Gli intrecci sono narrati spesso attraverso i dialoghi tra i due protagonisti del romanzo, si elevano tratti di scrittura poetica, così cara all’autrice che non rinuncia a inserirla, quasi nel tentativo di distendere e affievolire le barriere di Bruno che feriscono una donna che lo ama e che tuttavia ha sposato perché aveva fiducia nel loro futuro a tre.

Il libro attribuisce alla virtù femminile talenti quali pazienza, costanza, ruoli pedagogici e educativi, coraggio e abnegazione, che tradotti si accompagnano finemente con la parola Amore.

L’autrice saggiamente e fedele alla consapevolezza del ravvedimento, non infierisce su Bruno, ne coglie le fragilità, offre sempre un’occasione di ripensamento, non giudica. Osserva, narra e dà vita alla speranza, ci riporta alla filosofia, alla sua vocazione primaria che è la ricerca del Bene. Con questo romanzo Lidia Are Caverni rivela ancora una volta la grandezza eclettica della sua scrittura che le assegna un posto importante e prestigioso nell’universo letterario contemporaneo.

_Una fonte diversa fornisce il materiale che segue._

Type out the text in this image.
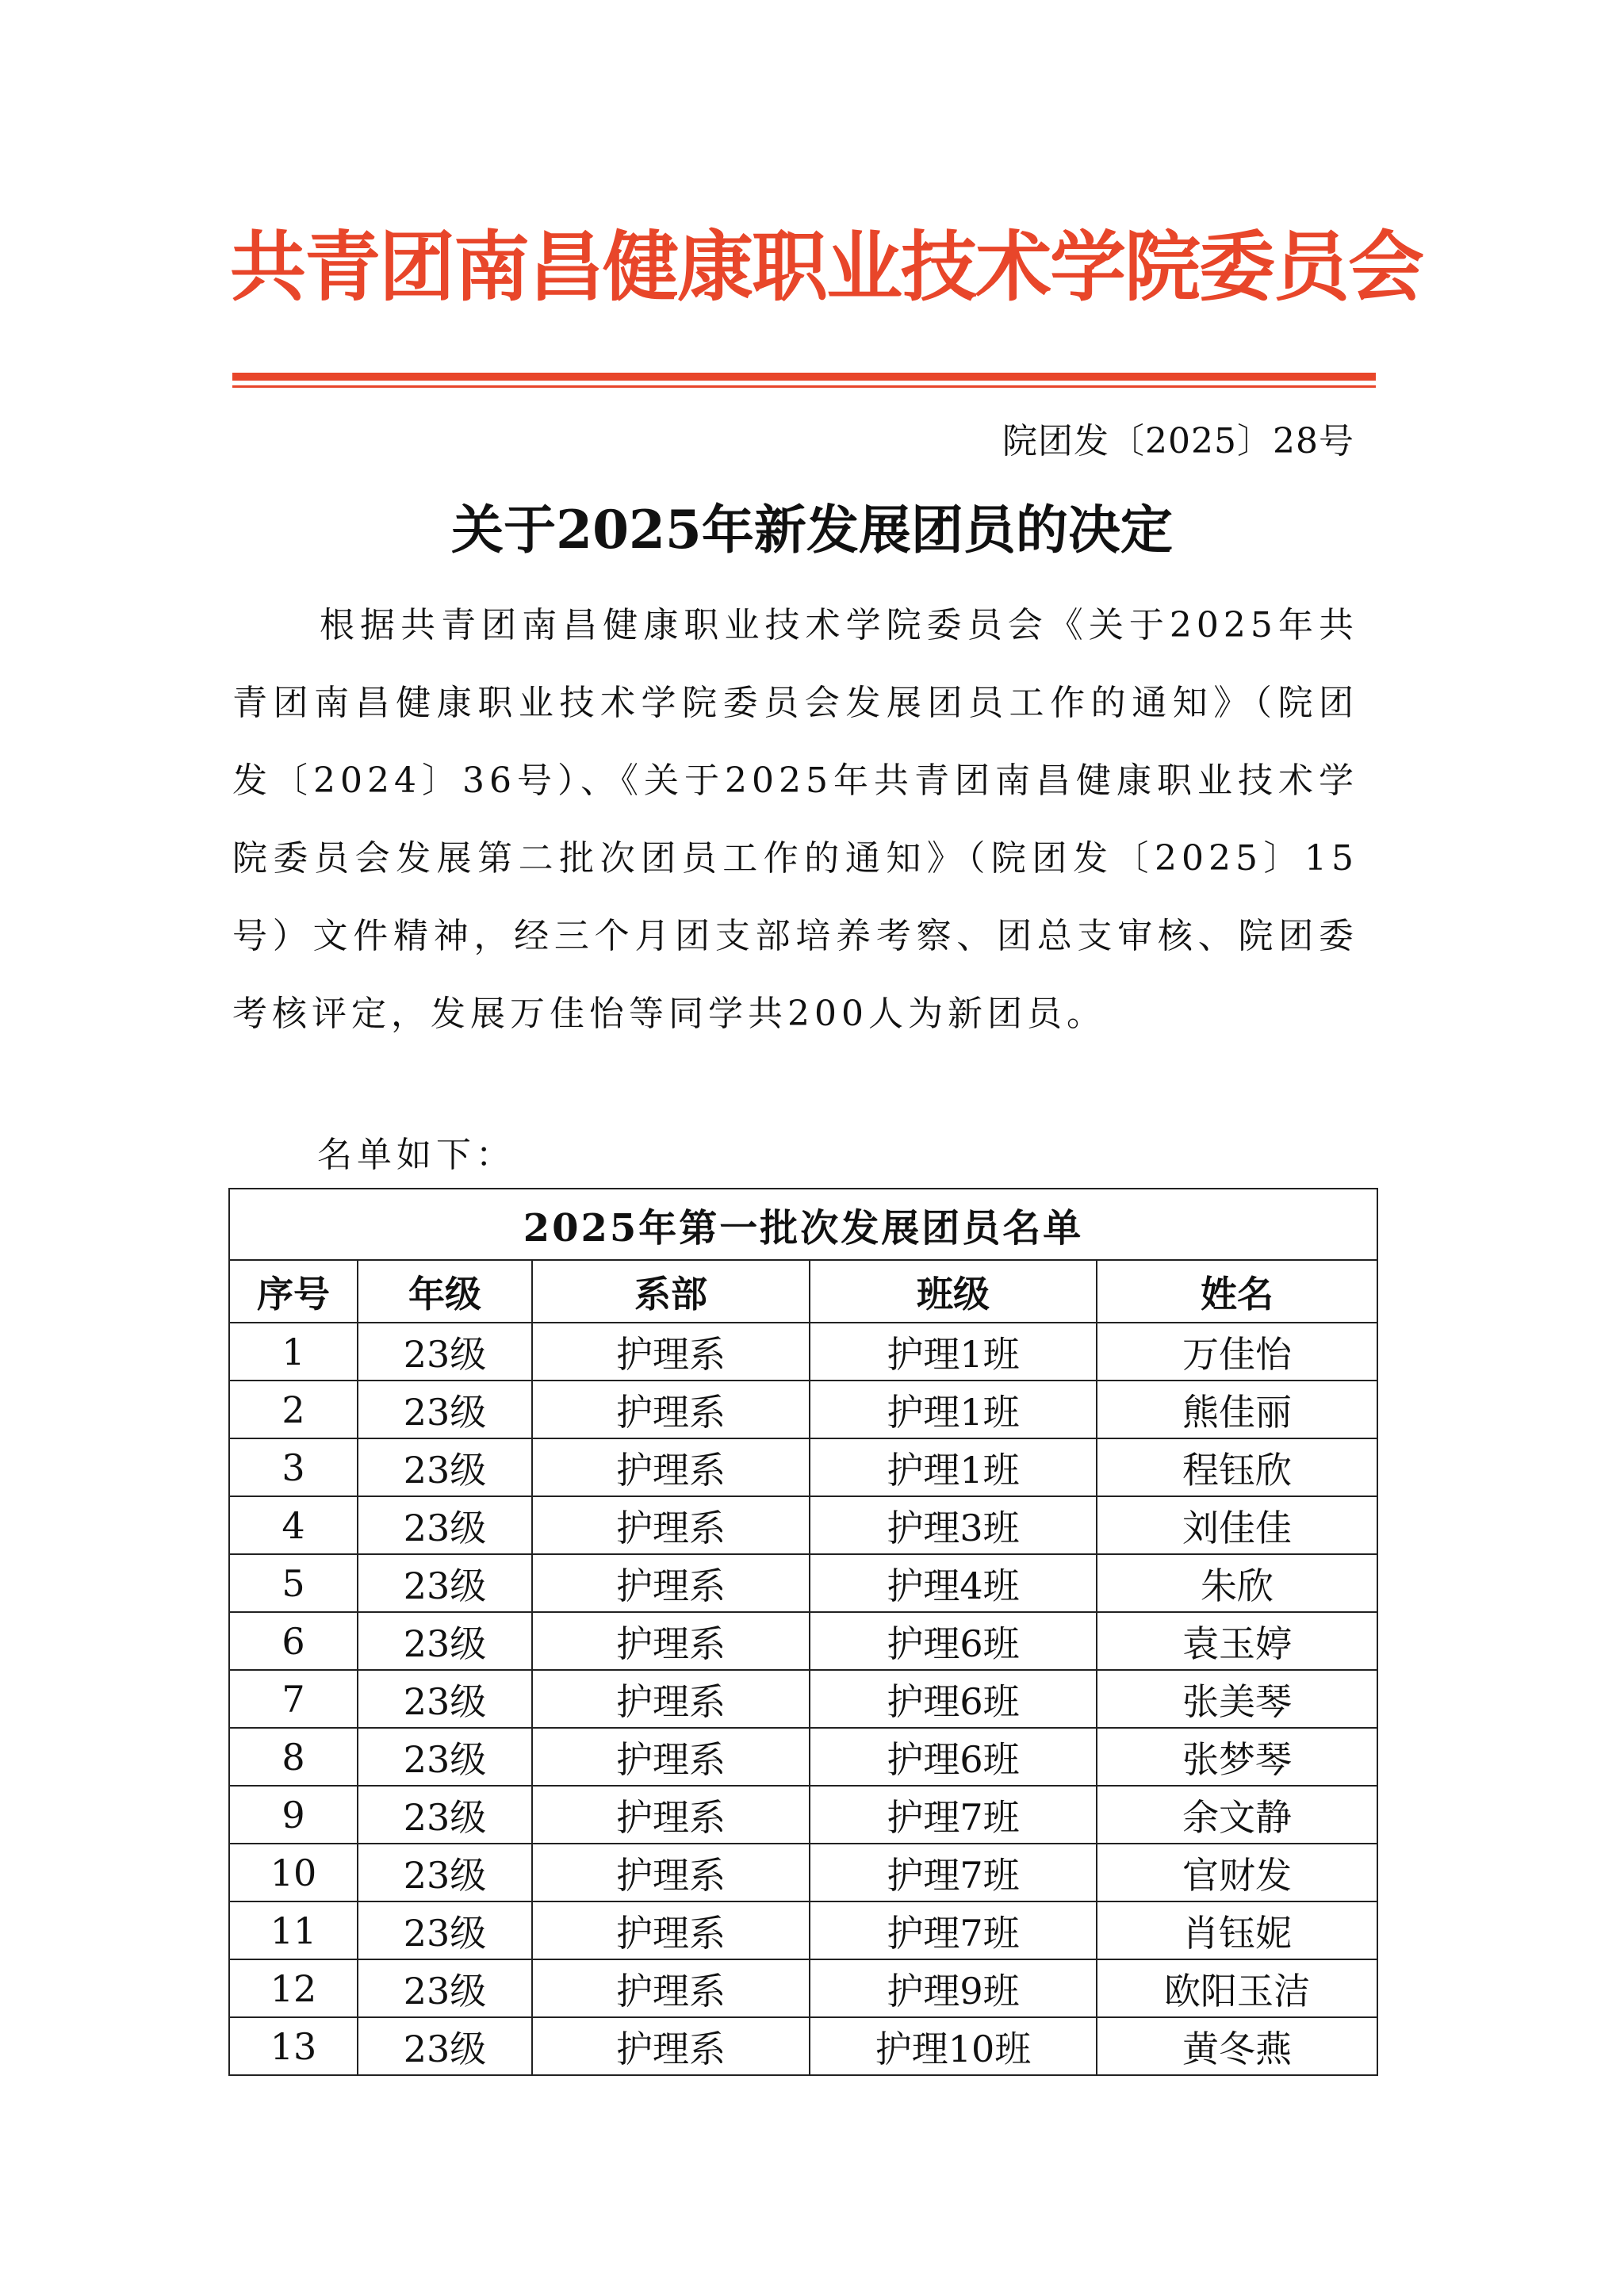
共青团南昌健康职业技术学院委员会
院团发〔2025〕28号
关于2025年新发展团员的决定

根据共青团南昌健康职业技术学院委员会《关于2025年共青团南昌健康职业技术学院委员会发展团员工作的通知》（院团发〔2024〕36号）、《关于2025年共青团南昌健康职业技术学院委员会发展第二批次团员工作的通知》（院团发〔2025〕15号）文件精神，经三个月团支部培养考察、团总支审核、院团委考核评定，发展万佳怡等同学共200人为新团员。

名单如下：
2025年第一批次发展团员名单				
序号	年级	系部	班级	姓名
1	23级	护理系	护理1班	万佳怡
2	23级	护理系	护理1班	熊佳丽
3	23级	护理系	护理1班	程钰欣
4	23级	护理系	护理3班	刘佳佳
5	23级	护理系	护理4班	朱欣
6	23级	护理系	护理6班	袁玉婷
7	23级	护理系	护理6班	张美琴
8	23级	护理系	护理6班	张梦琴
9	23级	护理系	护理7班	余文静
10	23级	护理系	护理7班	官财发
11	23级	护理系	护理7班	肖钰妮
12	23级	护理系	护理9班	欧阳玉洁
13	23级	护理系	护理10班	黄冬燕
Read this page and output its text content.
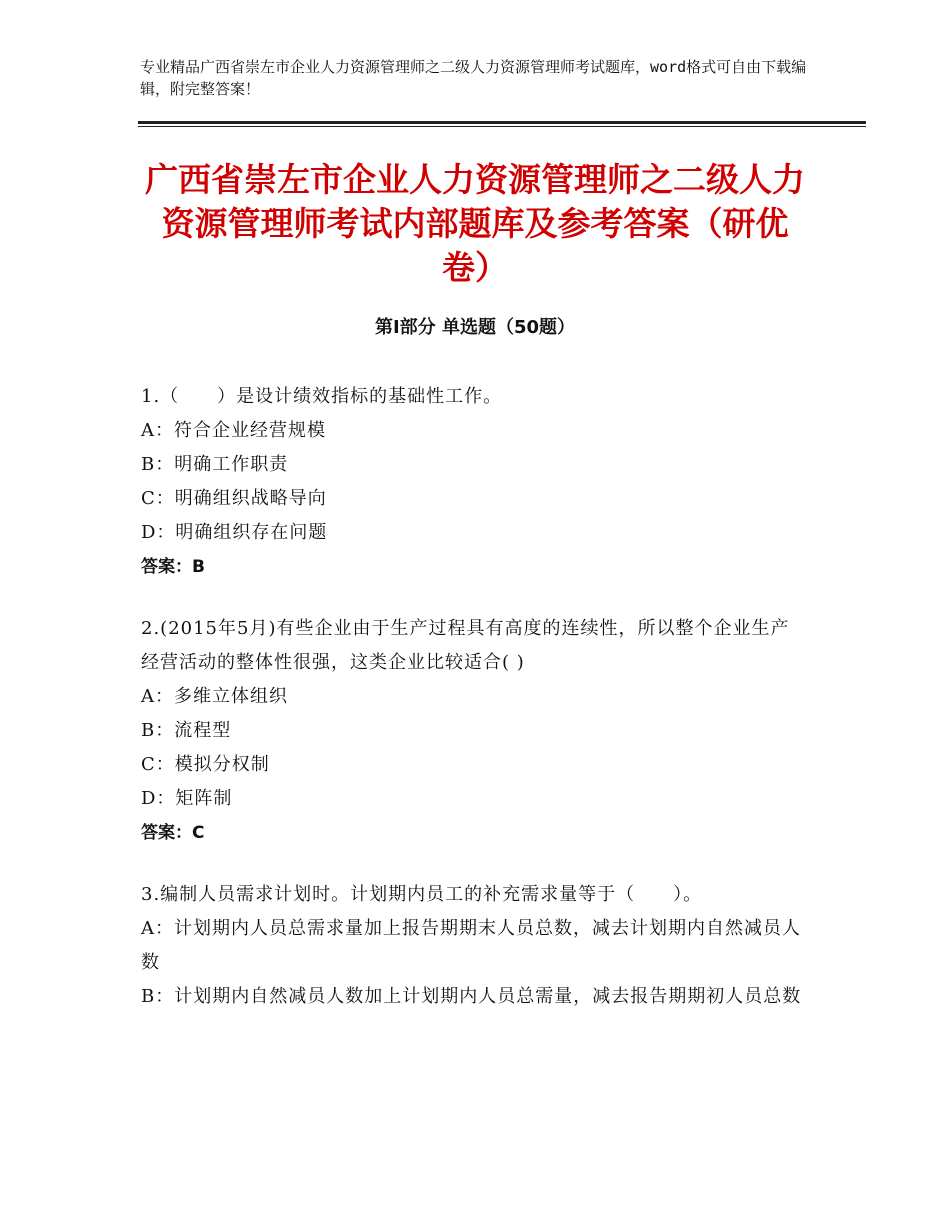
专业精品广西省崇左市企业人力资源管理师之二级人力资源管理师考试题库，word格式可自由下载编辑，附完整答案！
广西省崇左市企业人力资源管理师之二级人力资源管理师考试内部题库及参考答案（研优卷）
第Ⅰ部分 单选题（50题）
1.（　　）是设计绩效指标的基础性工作。
A：符合企业经营规模
B：明确工作职责
C：明确组织战略导向
D：明确组织存在问题
答案：B
2.(2015年5月)有些企业由于生产过程具有高度的连续性，所以整个企业生产经营活动的整体性很强，这类企业比较适合( )
A：多维立体组织
B：流程型
C：模拟分权制
D：矩阵制
答案：C
3.编制人员需求计划时。计划期内员工的补充需求量等于（　　）。
A：计划期内人员总需求量加上报告期期末人员总数，减去计划期内自然减员人数
B：计划期内自然减员人数加上计划期内人员总需量，减去报告期期初人员总数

Lidia Are Caverni, nata a Olbia nel 191, ha abitato per undici anni a Livorno e dal 1957 risiede a Venezia Mestre.
Insegnante Elementare in pensione, scrive fin da giovanissima. Ha pubblicato molti libri di poesia e narrativa, oltre a un breve saggio pedagogico. Ha ottenuto vari riconoscimenti, tra cui Il Premio poesia Donne con un libro edito da Passigli, ed è stata più volte finalista del Premio Mangiaparole. Alcune sue poesie sono state tradotte in lingua anglo – americana.